When I arrived in Chicago, I wandered the streets of Chinatown, which didn't seem strange to me. It was clean and prosperous, just like Beijing. Lots of merchandise in the windows. I thought I would learn English and then apply for nursing school, but I had debts to repay. So I changed my mind and went to work at a restaurant in Chicago. Working in a restaurant is simple physical labor. Although the restaurant was owned by Chinese, these Chinese were from a different region, with different customs and dialect, which made things hard. I missed my family and friends and often wanted to cry, but didn't dare in public. One time a cook found me crying during a break. When he saw me, he tried to console me. He took care of me and we became close. We started to date and have been together for eight years. Before, we laughed together more. Now, we are silent more.
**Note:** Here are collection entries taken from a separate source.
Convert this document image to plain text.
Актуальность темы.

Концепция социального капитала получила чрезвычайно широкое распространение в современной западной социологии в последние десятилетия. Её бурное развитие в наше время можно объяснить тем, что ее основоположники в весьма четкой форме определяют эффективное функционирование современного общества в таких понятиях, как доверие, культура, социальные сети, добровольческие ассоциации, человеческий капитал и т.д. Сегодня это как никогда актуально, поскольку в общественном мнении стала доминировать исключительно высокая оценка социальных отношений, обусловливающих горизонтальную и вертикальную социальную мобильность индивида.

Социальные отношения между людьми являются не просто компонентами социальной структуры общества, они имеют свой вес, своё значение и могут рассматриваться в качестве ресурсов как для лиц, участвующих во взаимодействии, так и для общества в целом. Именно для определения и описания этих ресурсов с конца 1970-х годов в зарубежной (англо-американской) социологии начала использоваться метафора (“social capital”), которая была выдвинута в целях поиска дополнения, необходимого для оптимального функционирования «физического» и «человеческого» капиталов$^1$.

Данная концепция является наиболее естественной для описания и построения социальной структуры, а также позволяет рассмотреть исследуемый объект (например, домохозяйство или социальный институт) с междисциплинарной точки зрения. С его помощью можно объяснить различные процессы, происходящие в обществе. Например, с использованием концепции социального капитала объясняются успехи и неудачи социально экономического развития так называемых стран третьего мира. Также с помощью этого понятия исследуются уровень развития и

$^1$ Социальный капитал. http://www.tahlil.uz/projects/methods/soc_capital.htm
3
Now that we live in Galesburg, I work in a different restaurant but it is all the same. The pressures and monotonies of work and lack of social activities in this town make me feel like I will go stir-crazy. I love to watch television when I'm not working. I cry with the people on TV and sometimes my eyes swell up from the crying. The tears on my cheeks feel warm and I think it's relaxing. It doesn't seem normal.
I wonder what I will be like eight years from now. Will I be insane? I worry. Did I do the right thing? I left my son and everything I love back in China. My parents are more than seventy years old and every day they hope for my return. Whenever I think about them, I think I couldn't face them. When I was little they went to work every day, came home, cooked, and did laundry. My mother did physical labor, loading and unloading crates. Every day she came home stressed and tired and still tended to our needs. During the New Year, she bought cloth and made clothes for us under a single light bulb. She sewed one stitch at a time and it took her a month. I didn't understand and complained that the clothes were ugly. When I think of this, I feel embarrassed and full of regret.
My son is growing older and getting more and more distant with me. On the morning he was born in 1990, the sun rose bright in the east so we named him "Sunrise." I had great ambitions for him. I wanted him to be like a dragon! I wanted him to be outstanding. I tried to teach him to be virtuous, like my father. He was bright and remembered all the stories and fairy tales that I read to him. But before he was big enough to understand, I had already gone.
God, be merciful to us, those who have willfully turned our eye to the oppression that we demand. God, be with those who suffer, even now, under our unjust laws and our unequal societies.